目的 HIV 検査をより受けやすくするための試みの一つとして,検査を受けたその日に HIV スクリーニング検査結果を通知する「HIV 即日検査」を保健所の HIV 検査に導入し,その効果と実施に伴う問題点等を明らかにするため研究を行った。方法 栃木県県南健康福祉センターにおいて2003年 1 月より,通常の HIV 検査と平行して試験的に即日検査を導入し,即日検査導入前・後の受検者数や受検者層等の比較,また対照として選択した他保健所の HIV 検査受検者数の動向と比較し,即日検査の効果と影響について検討した。即日検査実施の情報についてはホームページ「HIV 検査・相談マップ」に掲載し,その効果についても検討した。結果 栃木県県南健康福祉センターにおける HIV 検査数は,即日検査導入前の2002年は130件であったのに対し,即日検査導入後の2003年は453件と3.5倍に増加した。また,そのうちの94%が即日検査を希望した。即日検査404件中 5 件がスクリーニング検査陽性となり,確認検査の結果,1 例が HIV 陽性,4 例が偽陽性(偽陽性率 1%)と判定された。 HIV 検査と同時に実施している性感染症検査の受検率は,即日検査の導入後には梅毒抗体検査(即日結果通知可)が77%から63%に,性器クラミジア抗体検査(即日結果通知不可)が76%から33%に減少したが,HIV 受検者が大幅に増加したため,受検者実数としては増加した。
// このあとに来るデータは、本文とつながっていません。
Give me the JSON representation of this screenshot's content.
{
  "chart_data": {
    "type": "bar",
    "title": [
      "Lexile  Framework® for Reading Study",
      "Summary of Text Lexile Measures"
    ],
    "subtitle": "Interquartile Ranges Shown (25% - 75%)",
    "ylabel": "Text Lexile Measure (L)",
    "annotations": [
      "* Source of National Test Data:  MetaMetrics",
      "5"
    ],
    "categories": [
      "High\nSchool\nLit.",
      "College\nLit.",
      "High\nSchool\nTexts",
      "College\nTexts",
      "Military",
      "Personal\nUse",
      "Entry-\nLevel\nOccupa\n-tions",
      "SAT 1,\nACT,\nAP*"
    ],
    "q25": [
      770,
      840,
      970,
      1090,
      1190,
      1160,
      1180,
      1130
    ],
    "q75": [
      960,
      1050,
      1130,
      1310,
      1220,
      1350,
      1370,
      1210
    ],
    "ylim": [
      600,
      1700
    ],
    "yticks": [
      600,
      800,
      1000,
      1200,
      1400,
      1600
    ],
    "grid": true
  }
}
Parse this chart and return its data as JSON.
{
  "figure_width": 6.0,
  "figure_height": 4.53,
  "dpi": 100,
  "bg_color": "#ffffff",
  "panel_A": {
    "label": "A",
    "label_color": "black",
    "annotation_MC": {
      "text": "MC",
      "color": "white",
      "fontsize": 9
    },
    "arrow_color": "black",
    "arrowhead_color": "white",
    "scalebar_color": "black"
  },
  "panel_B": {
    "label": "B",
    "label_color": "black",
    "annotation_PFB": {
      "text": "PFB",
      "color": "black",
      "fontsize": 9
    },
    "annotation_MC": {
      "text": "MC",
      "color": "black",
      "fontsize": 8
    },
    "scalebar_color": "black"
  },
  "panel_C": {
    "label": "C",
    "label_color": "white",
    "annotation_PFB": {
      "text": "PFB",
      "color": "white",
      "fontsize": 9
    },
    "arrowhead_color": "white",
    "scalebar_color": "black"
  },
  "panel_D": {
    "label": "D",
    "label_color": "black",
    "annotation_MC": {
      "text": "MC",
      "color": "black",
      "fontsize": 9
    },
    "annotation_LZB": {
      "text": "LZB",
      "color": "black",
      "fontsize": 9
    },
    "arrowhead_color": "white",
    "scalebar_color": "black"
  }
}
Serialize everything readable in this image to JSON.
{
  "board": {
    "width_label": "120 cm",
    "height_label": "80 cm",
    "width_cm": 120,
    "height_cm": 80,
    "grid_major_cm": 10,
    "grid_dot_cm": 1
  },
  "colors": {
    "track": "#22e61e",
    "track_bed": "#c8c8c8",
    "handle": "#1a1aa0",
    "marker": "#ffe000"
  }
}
受検者へのアンケート調査結果から,受検者の61%がホームページ「HIV 検査・相談マップ」をみて受検していることが分かった。 同時期における即日検査を導入していない栃木県内の他保健所の HIV 検査数の増加率は0.9~1.0倍,全国保健所 HIV 検査件数の増加率は1.2倍であった。結論 即日検査は受検者にとって需要の高い検査であり,保健所 HIV 検査への即日検査導入は HIV 受検者数の増加に繋がる可能性の高いことが分かった。また,ホームページに「HIV 検査・相談マップ」よる継続的な情報提供が受検者増に有効であることが分かった。 しかしながら,HIV 迅速検査キットの偽陽性率が約 1%と高いため,検査前・後の説明やスクリーニング検査陽性者へのサポート体制が重要となること,また,即日検査と性感染症検査とを同時に実施する場合には,性感染症検査の受検率の低下を抑えるための対策が必要となる等の課題も明らかとなった。